This week, American Rights at Work launched a substantial nationwide television ad campaign. It emphasizes the fact that far too often, CEOs won't willingly pay their employees a decent salary and provide health care - and through the Employee Free Choice Act, workers will more easily form unions and bargain for better pay and benefits.
In the wake of an unprecedented attempt by anti-union corporate special interests to mislead the American public on unions, and particularly on the Employee Free Choice Act, it's time to set the record straight. The ad is part of a broad, coordinated effort to champion the legislation and facilitate its passage in Congress.
Why? Americans of all backgrounds are tired of watching their paychecks shrink, the cost of gas and health care skyrocket, and domestic jobs sent overseas. They are also suspicious of the CEOs and corporate interest groups who got us into this mess and jumped ship with taxpayer-funded golden parachutes. They are hungry for measures that strengthen the middle class and ease the economic crunch on America's workers. In fact, a recent poll conducted by Peter D. Hart Research Associates found that 60 percent of voters think the Employee Free Choice Act should be enacted, and nearly one-third (31 percent) strongly believe it should be a priority for Congress.
Adding new meaning to the term "chutzpah," corporate special interests now accuse unions and the Employee Free Choice Act as a threat to our economic livelihood. Quite the opposite is true. When workers have the ability to more easily form unions and bargain for better pay and benefits, their purchasing power and financial stability increase, strengthening consumer demand and benefiting businesses.
Corporate special interests also claim that if passed, the bill will open the door for unions to intimidate workers. Putting aside the laughable assertion that big businesses are sudden champions of workers' rights, their rhetoric doesn't hold up against the facts. Anti-union employers are the largest source of intimidation in the current union organizing system, and they do not want to lose the upper hand they have in scaring workers out of supporting a union. Workers who form unions through National Labor Relations Board elections are twice as likely (46% to 23%) as those using majority sign-up to report management coercion. A recent study found fewer than one in 20 workers who signed a card with a union organizer reported that the presence of the organizer made them feel pressured to sign the card.
Reform is clearly needed, and as public support for the Employee Free Choice Act continues to grow, anti-union forces are scared. It's no wonder: giving up unbridled power is never easy. Lawmakers must look beyond CEOs for solutions to our economic woes - those solutions also need to come from the workers and their advocates who keep our country running.
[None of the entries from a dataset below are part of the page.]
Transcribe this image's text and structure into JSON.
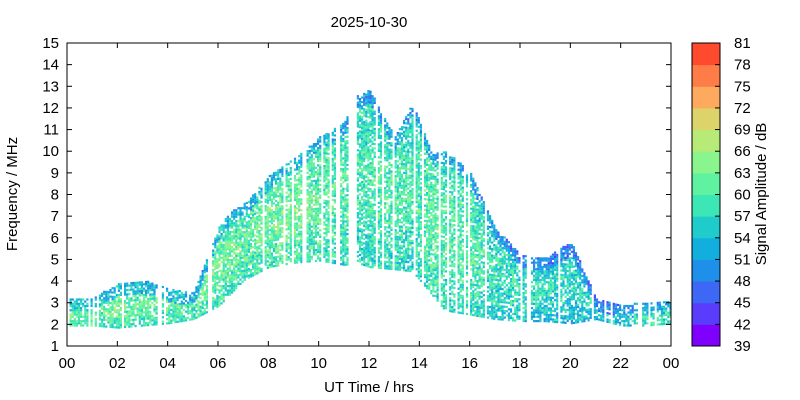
{
  "chart_data": {
    "type": "heatmap",
    "title": "2025-10-30",
    "xlabel": "UT Time / hrs",
    "ylabel": "Frequency / MHz",
    "xlim": [
      0,
      24
    ],
    "ylim": [
      1,
      15
    ],
    "x_ticks": [
      "00",
      "02",
      "04",
      "06",
      "08",
      "10",
      "12",
      "14",
      "16",
      "18",
      "20",
      "22",
      "00"
    ],
    "y_ticks": [
      "1",
      "2",
      "3",
      "4",
      "5",
      "6",
      "7",
      "8",
      "9",
      "10",
      "11",
      "12",
      "13",
      "14",
      "15"
    ],
    "colorbar": {
      "label": "Signal Amplitude / dB",
      "range": [
        39,
        81
      ],
      "ticks": [
        "39",
        "42",
        "45",
        "48",
        "51",
        "54",
        "57",
        "60",
        "63",
        "66",
        "69",
        "72",
        "75",
        "78",
        "81"
      ],
      "colors": [
        "#7f00ff",
        "#5a3cfc",
        "#3d67f5",
        "#1e90ea",
        "#11aede",
        "#20cccb",
        "#3de6b5",
        "#5ef2a1",
        "#8af58c",
        "#b8ea77",
        "#dcd36a",
        "#fdaa5e",
        "#fd7c47",
        "#ff4a2e",
        "#ff0000"
      ]
    },
    "grid": false,
    "band_envelope": [
      {
        "t": 0.0,
        "low": 1.9,
        "high": 3.1,
        "amp": 58
      },
      {
        "t": 1.0,
        "low": 1.9,
        "high": 3.2,
        "amp": 57
      },
      {
        "t": 2.0,
        "low": 1.8,
        "high": 3.8,
        "amp": 58
      },
      {
        "t": 3.0,
        "low": 1.9,
        "high": 4.0,
        "amp": 57
      },
      {
        "t": 4.0,
        "low": 2.0,
        "high": 3.6,
        "amp": 57
      },
      {
        "t": 5.0,
        "low": 2.2,
        "high": 3.4,
        "amp": 56
      },
      {
        "t": 6.0,
        "low": 2.8,
        "high": 6.4,
        "amp": 58
      },
      {
        "t": 6.5,
        "low": 3.4,
        "high": 7.2,
        "amp": 57
      },
      {
        "t": 7.0,
        "low": 4.0,
        "high": 7.5,
        "amp": 57
      },
      {
        "t": 8.0,
        "low": 4.6,
        "high": 8.8,
        "amp": 58
      },
      {
        "t": 9.0,
        "low": 4.8,
        "high": 9.6,
        "amp": 58
      },
      {
        "t": 10.0,
        "low": 4.9,
        "high": 10.6,
        "amp": 57
      },
      {
        "t": 11.0,
        "low": 4.7,
        "high": 11.3,
        "amp": 56
      },
      {
        "t": 11.5,
        "low": 4.8,
        "high": 12.5,
        "amp": 55
      },
      {
        "t": 12.0,
        "low": 4.6,
        "high": 12.8,
        "amp": 55
      },
      {
        "t": 13.0,
        "low": 4.5,
        "high": 10.6,
        "amp": 56
      },
      {
        "t": 13.7,
        "low": 4.4,
        "high": 12.2,
        "amp": 55
      },
      {
        "t": 14.5,
        "low": 3.3,
        "high": 9.8,
        "amp": 57
      },
      {
        "t": 15.0,
        "low": 2.6,
        "high": 10.0,
        "amp": 56
      },
      {
        "t": 16.0,
        "low": 2.4,
        "high": 9.0,
        "amp": 56
      },
      {
        "t": 17.0,
        "low": 2.2,
        "high": 6.4,
        "amp": 54
      },
      {
        "t": 18.0,
        "low": 2.1,
        "high": 5.2,
        "amp": 53
      },
      {
        "t": 19.0,
        "low": 2.1,
        "high": 5.0,
        "amp": 53
      },
      {
        "t": 20.0,
        "low": 2.0,
        "high": 5.8,
        "amp": 52
      },
      {
        "t": 21.0,
        "low": 2.2,
        "high": 3.2,
        "amp": 52
      },
      {
        "t": 22.0,
        "low": 1.9,
        "high": 2.8,
        "amp": 53
      },
      {
        "t": 23.0,
        "low": 1.9,
        "high": 3.0,
        "amp": 55
      },
      {
        "t": 24.0,
        "low": 2.0,
        "high": 3.1,
        "amp": 56
      }
    ]
  }
}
In 2007, a bipartisan majority passed the Employee Free Choice Act in the House of Representatives, and although it had majority support in the Senate, a small group of Senators blocked its passage with a filibuster. Fortunately, the political climate has changed, and the tide for workers' rights is turning in our direction. Our recent national election yielded an even more worker-friendly House, Senate and a President-elect who has promised to sign the legislation into law. That's why we are continuing our efforts to educate both the public and lawmakers on why the need for passage of the Employee Free Choice Act is urgent. Americans struggling to make ends meet can't afford to wait for change - it must happen now.